Alla luce dei risultati, il sindaco di Capistrello, Maurizio Murzilli, ha firmato un’ordinanza urgente disponendo la chiusura temporanea dell’edificio scolastico per motivi precauzionali, con l’obiettivo di garantire la sicurezza di studenti e personale.
Il primo segnale di anomalia era arrivato già martedì, quando dalla scuola era partita una segnalazione all’amministrazione comunale: dai rubinetti dei servizi igienici usciva acqua visibilmente torbida. A quel punto il Settore lavori pubblici del Comune ha immediatamente chiesto l’intervento del Consorzio acquedottistico, attivando controlli e prelievi sia all’interno dell’edificio sia sulla rete idrica esterna.
I campionamenti, effettuati nella giornata di mercoledì, hanno confermato la presenza di valori fuori norma. Da qui la decisione del sindaco di sospendere le attività didattiche e disporre l’evacuazione dell’istituto. Nel giro di pochi minuti la comunicazione è stata trasmessa alla dirigenza scolastica e, poco dopo, alunni e insegnanti hanno lasciato la struttura.
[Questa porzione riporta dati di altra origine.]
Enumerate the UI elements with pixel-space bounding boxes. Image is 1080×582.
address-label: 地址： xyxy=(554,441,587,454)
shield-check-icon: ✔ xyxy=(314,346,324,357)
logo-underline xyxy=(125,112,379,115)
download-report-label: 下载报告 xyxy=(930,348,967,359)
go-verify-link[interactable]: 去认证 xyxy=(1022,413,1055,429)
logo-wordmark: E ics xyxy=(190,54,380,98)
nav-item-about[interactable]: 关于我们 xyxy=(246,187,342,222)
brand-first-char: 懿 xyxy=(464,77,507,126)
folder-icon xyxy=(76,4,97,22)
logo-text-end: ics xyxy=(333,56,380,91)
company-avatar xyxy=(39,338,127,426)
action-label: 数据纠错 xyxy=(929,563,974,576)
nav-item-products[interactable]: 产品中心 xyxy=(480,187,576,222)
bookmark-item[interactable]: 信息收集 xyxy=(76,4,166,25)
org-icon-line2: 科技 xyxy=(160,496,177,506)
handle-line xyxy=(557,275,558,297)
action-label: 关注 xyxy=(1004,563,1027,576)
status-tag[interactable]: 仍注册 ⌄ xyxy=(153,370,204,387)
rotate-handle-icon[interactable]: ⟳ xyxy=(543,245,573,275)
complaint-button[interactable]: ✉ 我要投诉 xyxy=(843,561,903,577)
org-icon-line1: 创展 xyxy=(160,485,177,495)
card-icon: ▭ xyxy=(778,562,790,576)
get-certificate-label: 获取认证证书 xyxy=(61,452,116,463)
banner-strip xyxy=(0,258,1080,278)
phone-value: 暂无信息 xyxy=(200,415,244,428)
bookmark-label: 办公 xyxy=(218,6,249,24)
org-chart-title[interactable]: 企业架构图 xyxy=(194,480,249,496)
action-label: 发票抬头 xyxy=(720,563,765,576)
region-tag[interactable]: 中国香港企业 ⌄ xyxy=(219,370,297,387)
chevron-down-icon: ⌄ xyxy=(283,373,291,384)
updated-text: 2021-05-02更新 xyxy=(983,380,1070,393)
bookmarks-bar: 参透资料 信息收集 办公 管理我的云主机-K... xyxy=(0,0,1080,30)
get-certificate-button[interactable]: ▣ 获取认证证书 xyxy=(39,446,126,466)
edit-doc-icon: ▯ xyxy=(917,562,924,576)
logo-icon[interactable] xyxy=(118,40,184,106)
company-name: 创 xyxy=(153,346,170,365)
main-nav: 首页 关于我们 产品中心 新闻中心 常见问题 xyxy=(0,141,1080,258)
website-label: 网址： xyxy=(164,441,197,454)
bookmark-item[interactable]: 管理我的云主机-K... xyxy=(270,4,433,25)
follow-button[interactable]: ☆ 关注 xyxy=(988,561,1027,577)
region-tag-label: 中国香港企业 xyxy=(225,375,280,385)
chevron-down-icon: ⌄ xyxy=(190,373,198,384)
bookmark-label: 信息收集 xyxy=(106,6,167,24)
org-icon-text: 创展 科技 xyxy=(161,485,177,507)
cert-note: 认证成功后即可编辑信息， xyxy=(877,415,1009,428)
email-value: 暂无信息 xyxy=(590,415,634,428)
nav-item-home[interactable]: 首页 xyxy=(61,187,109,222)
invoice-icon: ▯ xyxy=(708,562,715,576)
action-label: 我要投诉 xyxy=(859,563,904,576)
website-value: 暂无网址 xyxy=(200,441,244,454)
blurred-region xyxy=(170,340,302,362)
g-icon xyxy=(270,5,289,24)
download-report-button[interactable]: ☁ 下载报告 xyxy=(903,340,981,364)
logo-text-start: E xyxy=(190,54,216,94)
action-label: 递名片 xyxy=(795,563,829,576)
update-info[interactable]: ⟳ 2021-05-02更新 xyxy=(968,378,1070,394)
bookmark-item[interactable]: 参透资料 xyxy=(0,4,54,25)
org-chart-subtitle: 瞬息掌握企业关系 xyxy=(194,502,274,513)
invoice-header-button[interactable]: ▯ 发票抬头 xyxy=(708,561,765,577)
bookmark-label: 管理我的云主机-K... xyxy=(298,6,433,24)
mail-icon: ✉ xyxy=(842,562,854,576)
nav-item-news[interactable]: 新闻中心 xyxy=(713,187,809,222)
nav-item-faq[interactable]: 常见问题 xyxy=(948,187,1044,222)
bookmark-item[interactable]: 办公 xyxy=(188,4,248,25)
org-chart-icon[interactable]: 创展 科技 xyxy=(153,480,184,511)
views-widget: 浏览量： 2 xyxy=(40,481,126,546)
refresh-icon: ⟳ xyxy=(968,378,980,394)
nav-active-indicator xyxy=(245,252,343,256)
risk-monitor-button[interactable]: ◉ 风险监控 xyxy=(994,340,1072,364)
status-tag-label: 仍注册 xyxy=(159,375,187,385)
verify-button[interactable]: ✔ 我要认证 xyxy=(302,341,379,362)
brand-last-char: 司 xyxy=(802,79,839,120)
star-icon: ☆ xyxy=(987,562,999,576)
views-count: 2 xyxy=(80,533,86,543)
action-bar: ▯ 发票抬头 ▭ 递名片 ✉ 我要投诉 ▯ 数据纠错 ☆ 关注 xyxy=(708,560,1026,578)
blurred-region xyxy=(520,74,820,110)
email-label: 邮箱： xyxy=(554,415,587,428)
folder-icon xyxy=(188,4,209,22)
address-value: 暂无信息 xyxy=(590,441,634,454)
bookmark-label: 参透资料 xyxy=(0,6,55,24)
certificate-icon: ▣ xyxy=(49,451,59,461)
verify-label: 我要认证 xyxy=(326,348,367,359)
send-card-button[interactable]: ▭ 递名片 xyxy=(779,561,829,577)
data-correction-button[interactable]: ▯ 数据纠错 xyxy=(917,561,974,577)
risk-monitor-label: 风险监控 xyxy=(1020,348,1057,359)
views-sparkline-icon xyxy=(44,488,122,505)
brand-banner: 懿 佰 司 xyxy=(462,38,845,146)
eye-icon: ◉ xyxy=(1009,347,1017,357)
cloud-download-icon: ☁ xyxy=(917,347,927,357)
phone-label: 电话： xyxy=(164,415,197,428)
«Si tratta di una misura adottata esclusivamente a tutela della popolazione scolastica», ha spiegato Murzilli. «Abbiamo già autorizzato lo svuotamento dell’impianto idrico e incaricato una ditta specializzata di procedere con la sanificazione. Successivamente saranno effettuati nuovi campionamenti che ci consentiranno di avere un quadro più chiaro della situazione».
Per il momento non è stata indicata una data per la ripresa delle lezioni: l’istituto resterà chiuso fino a quando le analisi non certificheranno il pieno ripristino delle condizioni di sicurezza.
Nel frattempo l’ufficio tecnico comunale sta lavorando insieme ai tecnici del Consorzio per individuare la causa dell’anomalia. Tra le ipotesi al vaglio ci sono possibili interferenze con i lavori in corso per la realizzazione della nuova mensa scolastica oppure effetti legati alle intense precipitazioni degli ultimi giorni.
L’ordinanza è stata trasmessa anche alla Prefettura dell’Aquila e alla ASL 1 Avezzano‑Sulmona‑L’Aquila, che seguiranno l’evoluzione della vicenda. Nel frattempo le famiglie sono state informate della sospensione delle attività didattiche, che resterà in vigore fino all’esito dei nuovi controlli sull’acqua.